Feline AIDS
Another important discovery was the recognition of feline AIDS in 1988 by veterinarian Neils Pedersen and his colleagues at the University of California, Davis. The disease is caused by a virus called the feline immunodeficiency virus (FIV). FIV is usually transmitted during a fight through the saliva of an infected cat that bites another cat, puncturing the skin. Because cat fights generally occur outdoors, feline AIDS is found mainly in cats that are allowed to roam freely or in multiple-cat households that adopt wild or homeless cats. In many areas of the United States where there is a large population of freely roaming cats, about 5 per cent of the feline population is infected. Since the disease was first diagnosed in 1988, veterinarians have found feline AIDS in cats throughout the United States, Canada, South Africa, Australia, New Zealand, and Japan.
The virus and the disease pattern are similar to that of human AIDS, but cats do not get the human virus, and people are not susceptible to the cat virus. Veterinarians had observed the symptoms of FIV infection for many years, but investigators did not recognize the disorder as a type of AIDS until the symptoms of human AIDS were recognized as a disease.

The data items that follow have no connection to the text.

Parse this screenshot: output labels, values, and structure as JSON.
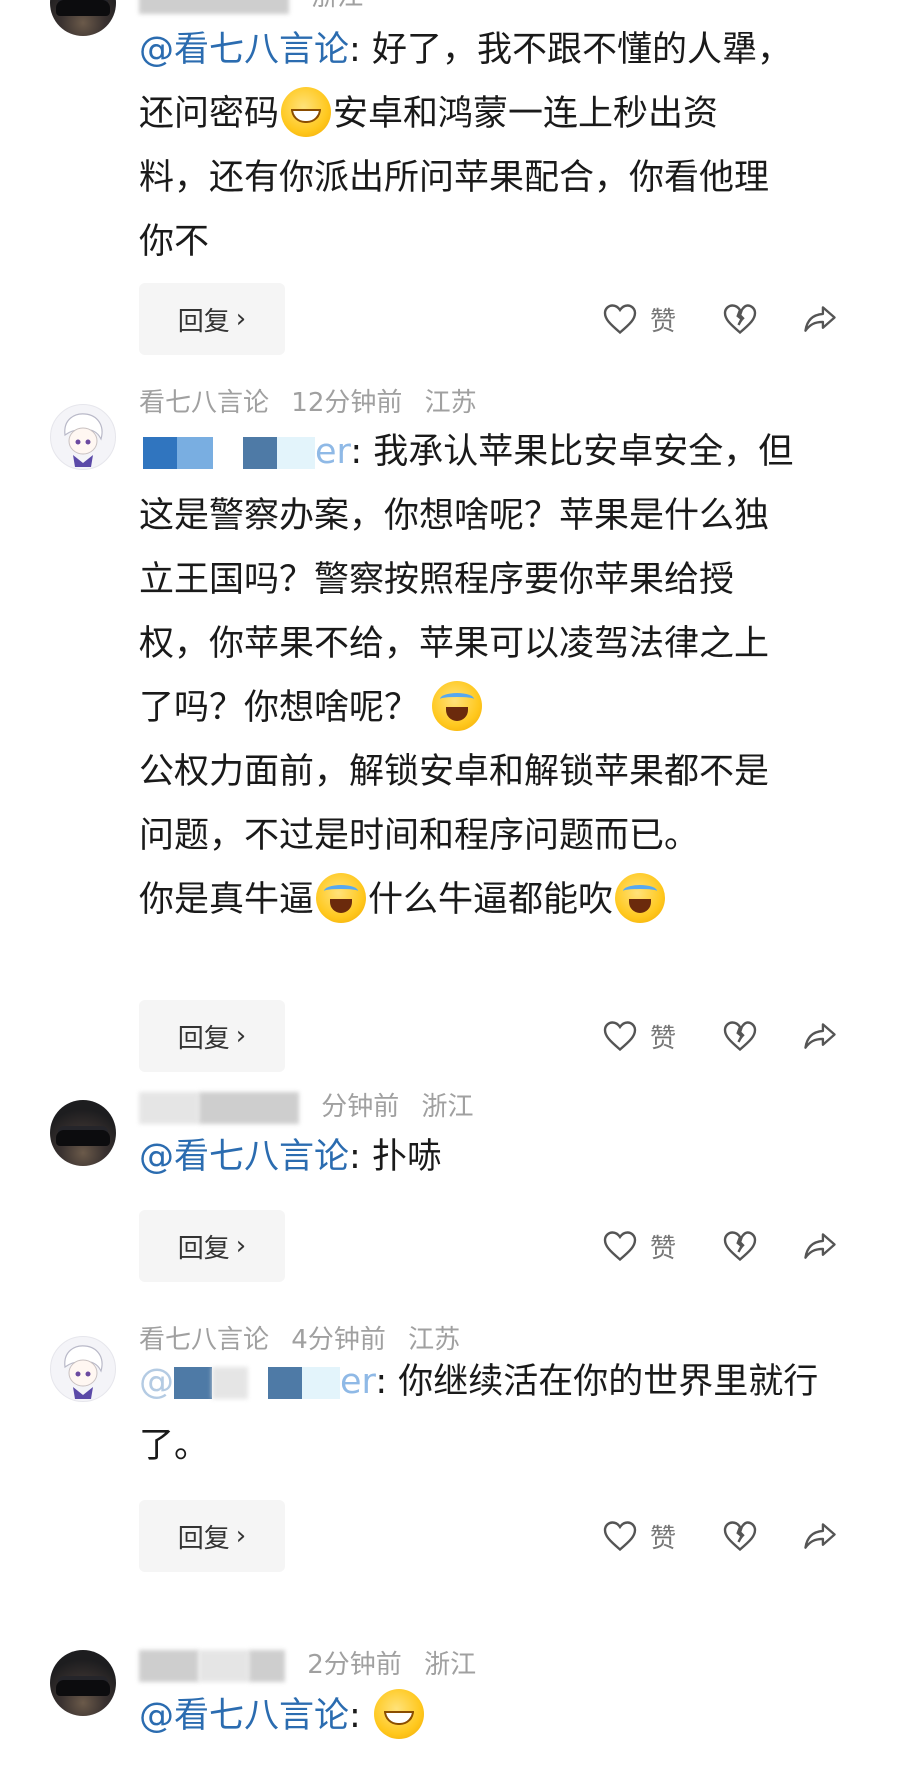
{
  "comments": [
    {
      "id": "c1",
      "location": "浙江",
      "mention": "@看七八言论",
      "lines": [
        "好了，我不跟不懂的人犟，",
        "还问密码",
        "安卓和鸿蒙一连上秒出资",
        "料，还有你派出所问苹果配合，你看他理",
        "你不"
      ],
      "reply_label": "回复",
      "like_label": "赞"
    },
    {
      "id": "c2",
      "username": "看七八言论",
      "time": "12分钟前",
      "location": "江苏",
      "mention_suffix": "er",
      "lines": [
        "我承认苹果比安卓安全，但",
        "这是警察办案，你想啥呢？苹果是什么独",
        "立王国吗？警察按照程序要你苹果给授",
        "权，你苹果不给，苹果可以凌驾法律之上",
        "了吗？你想啥呢？",
        "公权力面前，解锁安卓和解锁苹果都不是",
        "问题，不过是时间和程序问题而已。",
        "你是真牛逼",
        "什么牛逼都能吹"
      ],
      "reply_label": "回复",
      "like_label": "赞"
    },
    {
      "id": "c3",
      "time_suffix": "分钟前",
      "location": "浙江",
      "mention": "@看七八言论",
      "text": "扑哧",
      "reply_label": "回复",
      "like_label": "赞"
    },
    {
      "id": "c4",
      "username": "看七八言论",
      "time": "4分钟前",
      "location": "江苏",
      "mention_prefix": "@",
      "mention_suffix": "er",
      "lines": [
        "你继续活在你的世界里就行",
        "了。"
      ],
      "reply_label": "回复",
      "like_label": "赞"
    },
    {
      "id": "c5",
      "time": "2分钟前",
      "location": "浙江",
      "mention": "@看七八言论"
    }
  ]
}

Like human AIDS, feline AIDS attacks the body's disease-fighting immune system. The feline disorder has two stages. The first stage begins when a cat is infected through a bite. About four weeks after the initial infection, the cat becomes ill with a fever but usually recovers. The second stage begins about two to four years after infection and is marked by the appearance of infections in the mouth and respiratory system and on the skin. These infections are called opportunistic because they afflict only cats whose immune systems are too weak to fight off the infection-causing microbes. Death from these AIDS-related infections is inevitable.
According to veterinarians, cat owners can best protect their cats from FIV infection by not allowing the cats to run free. If a cat is kept indoors even with an infected animal, the likelihood of transmission is small because indoor cats rarely bite each other.